Past behaviour of polar oceans and their role as drivers of future climate change
Palaeoceanographers, palaeoclimatologists and geochemists have become increasingly aware that processes occurring in the Southern Ocean play a major role in the Earth’s climate system. The importance of the Southern Ocean stems from its circumpolar location and its role in the formation and modification of deep and bottom waters.
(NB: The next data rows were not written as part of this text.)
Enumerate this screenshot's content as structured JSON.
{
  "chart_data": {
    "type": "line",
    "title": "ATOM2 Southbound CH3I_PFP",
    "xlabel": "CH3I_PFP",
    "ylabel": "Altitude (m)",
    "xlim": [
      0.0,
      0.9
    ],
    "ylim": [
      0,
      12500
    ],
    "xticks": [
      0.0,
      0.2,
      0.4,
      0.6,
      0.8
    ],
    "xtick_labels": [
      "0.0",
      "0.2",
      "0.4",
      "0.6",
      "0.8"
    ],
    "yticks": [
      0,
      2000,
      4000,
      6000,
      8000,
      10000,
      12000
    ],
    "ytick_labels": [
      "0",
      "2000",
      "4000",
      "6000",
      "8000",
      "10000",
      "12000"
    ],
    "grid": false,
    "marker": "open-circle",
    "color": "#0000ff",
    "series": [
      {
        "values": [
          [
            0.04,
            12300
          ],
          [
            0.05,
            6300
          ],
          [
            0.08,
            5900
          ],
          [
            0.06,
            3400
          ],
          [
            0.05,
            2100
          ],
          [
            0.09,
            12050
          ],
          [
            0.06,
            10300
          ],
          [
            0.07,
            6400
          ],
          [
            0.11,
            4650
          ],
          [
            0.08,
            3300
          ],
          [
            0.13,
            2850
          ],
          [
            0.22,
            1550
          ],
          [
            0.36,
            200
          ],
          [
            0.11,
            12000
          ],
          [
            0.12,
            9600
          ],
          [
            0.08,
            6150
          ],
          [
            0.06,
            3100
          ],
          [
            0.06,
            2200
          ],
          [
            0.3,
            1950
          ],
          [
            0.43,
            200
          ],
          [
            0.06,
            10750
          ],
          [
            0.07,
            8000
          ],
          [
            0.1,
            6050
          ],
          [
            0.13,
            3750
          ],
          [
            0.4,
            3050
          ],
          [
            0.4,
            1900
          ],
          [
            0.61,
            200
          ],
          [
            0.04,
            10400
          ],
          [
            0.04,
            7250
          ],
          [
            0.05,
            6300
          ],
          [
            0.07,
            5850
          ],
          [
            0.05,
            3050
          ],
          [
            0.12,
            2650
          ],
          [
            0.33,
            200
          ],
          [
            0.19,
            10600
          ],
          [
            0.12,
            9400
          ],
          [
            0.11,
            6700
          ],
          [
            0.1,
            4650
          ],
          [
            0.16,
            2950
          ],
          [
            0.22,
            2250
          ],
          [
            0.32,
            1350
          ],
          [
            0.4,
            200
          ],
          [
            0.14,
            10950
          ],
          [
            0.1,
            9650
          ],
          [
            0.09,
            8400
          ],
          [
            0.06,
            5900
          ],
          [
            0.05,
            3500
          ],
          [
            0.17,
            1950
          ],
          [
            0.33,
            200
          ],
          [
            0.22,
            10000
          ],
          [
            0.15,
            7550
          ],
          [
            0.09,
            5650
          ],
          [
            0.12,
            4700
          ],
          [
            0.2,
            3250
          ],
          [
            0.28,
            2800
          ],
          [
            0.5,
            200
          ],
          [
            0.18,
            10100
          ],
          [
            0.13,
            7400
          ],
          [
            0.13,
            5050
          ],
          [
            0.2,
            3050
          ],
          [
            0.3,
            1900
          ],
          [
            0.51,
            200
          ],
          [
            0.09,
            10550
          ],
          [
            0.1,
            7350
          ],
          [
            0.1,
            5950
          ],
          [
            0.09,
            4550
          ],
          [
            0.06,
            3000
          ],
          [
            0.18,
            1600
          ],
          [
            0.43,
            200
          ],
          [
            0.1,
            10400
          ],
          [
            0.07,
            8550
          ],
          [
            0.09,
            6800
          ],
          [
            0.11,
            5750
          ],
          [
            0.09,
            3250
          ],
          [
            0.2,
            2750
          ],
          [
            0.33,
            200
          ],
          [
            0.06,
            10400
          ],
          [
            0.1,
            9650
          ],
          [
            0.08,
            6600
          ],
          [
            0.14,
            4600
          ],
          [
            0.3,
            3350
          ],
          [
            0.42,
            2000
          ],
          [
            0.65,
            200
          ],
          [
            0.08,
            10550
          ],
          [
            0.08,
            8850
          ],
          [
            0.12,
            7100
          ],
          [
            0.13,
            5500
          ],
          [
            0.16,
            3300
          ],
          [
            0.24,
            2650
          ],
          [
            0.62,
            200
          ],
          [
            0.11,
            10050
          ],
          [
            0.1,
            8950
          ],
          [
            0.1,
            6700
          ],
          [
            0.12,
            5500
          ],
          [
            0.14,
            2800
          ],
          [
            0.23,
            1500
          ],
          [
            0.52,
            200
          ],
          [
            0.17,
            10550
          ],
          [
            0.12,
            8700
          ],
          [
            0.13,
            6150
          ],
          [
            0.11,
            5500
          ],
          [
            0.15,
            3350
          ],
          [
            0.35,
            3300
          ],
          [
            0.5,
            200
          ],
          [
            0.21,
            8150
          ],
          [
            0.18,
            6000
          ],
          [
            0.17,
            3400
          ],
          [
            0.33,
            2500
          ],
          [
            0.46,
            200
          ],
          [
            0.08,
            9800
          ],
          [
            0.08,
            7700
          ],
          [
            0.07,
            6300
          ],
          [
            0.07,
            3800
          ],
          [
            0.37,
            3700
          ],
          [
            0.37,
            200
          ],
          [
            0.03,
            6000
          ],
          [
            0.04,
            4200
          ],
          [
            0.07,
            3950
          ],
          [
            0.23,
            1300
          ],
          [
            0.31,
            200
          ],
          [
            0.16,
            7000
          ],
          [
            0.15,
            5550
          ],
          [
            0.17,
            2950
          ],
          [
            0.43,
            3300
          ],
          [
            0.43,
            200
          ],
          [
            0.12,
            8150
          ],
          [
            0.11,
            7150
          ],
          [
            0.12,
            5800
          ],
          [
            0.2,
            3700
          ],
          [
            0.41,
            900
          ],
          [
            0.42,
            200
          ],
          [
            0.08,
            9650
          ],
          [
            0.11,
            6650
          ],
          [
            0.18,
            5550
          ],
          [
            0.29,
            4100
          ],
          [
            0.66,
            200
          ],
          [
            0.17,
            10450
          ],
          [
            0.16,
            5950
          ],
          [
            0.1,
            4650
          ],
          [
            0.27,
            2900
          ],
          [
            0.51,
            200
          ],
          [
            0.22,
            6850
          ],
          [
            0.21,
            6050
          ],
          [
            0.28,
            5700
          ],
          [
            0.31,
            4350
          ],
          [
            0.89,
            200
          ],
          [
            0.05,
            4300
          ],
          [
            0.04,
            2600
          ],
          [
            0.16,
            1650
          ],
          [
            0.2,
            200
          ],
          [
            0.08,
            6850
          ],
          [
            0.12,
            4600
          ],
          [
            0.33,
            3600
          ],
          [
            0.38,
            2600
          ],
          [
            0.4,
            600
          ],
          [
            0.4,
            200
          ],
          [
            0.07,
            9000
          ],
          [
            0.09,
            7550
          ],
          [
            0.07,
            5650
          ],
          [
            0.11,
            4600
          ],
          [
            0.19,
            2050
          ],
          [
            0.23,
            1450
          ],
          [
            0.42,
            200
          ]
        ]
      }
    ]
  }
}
Comprising the southern-most basins of the Atlantic, Indian and Pacific Ocean, the Southern Ocean provides the principal connection between the oceans and is therefore central to global ocean circulation. Northern and southern sourced waters are transported through the Southern Ocean via the Antarctic Circumpolar Current (ACC). Driven by the intense southern westerly winds (SWW) of the mid-to-high latitudes, the ACC not only provides unique connectivity between the ocean basins but also brings strong atmospheric links.
The Southern Ocean’s circumpolar location also supports the largest seasonal change on earth – the expansion/retreat of seasonal sea-ice. In contrast to the Arctic, Antarctic sea-ice expansion is uninhibited by landmasses and each winter grows to double the continental area of Antarctica. This sea-ice migration is an important component of climate, initiating powerful feedbacks associated with surface albedo (the amount of solar energy reflected), ocean-atmosphere gas-energy exchange and biogeochemical processes. The respective addition of salty and fresh water during sea ice formation and melting also contribute important characteristics to Antarctic water masses and create niche environments that comprise an important feature of the Antarctic marine ecosystem.
We use and develop fossil and geochemical proxies to reconstruct ocean conditions on a range of timescales to assess how the Southern Ocean reacts to and impacts regional and global climate.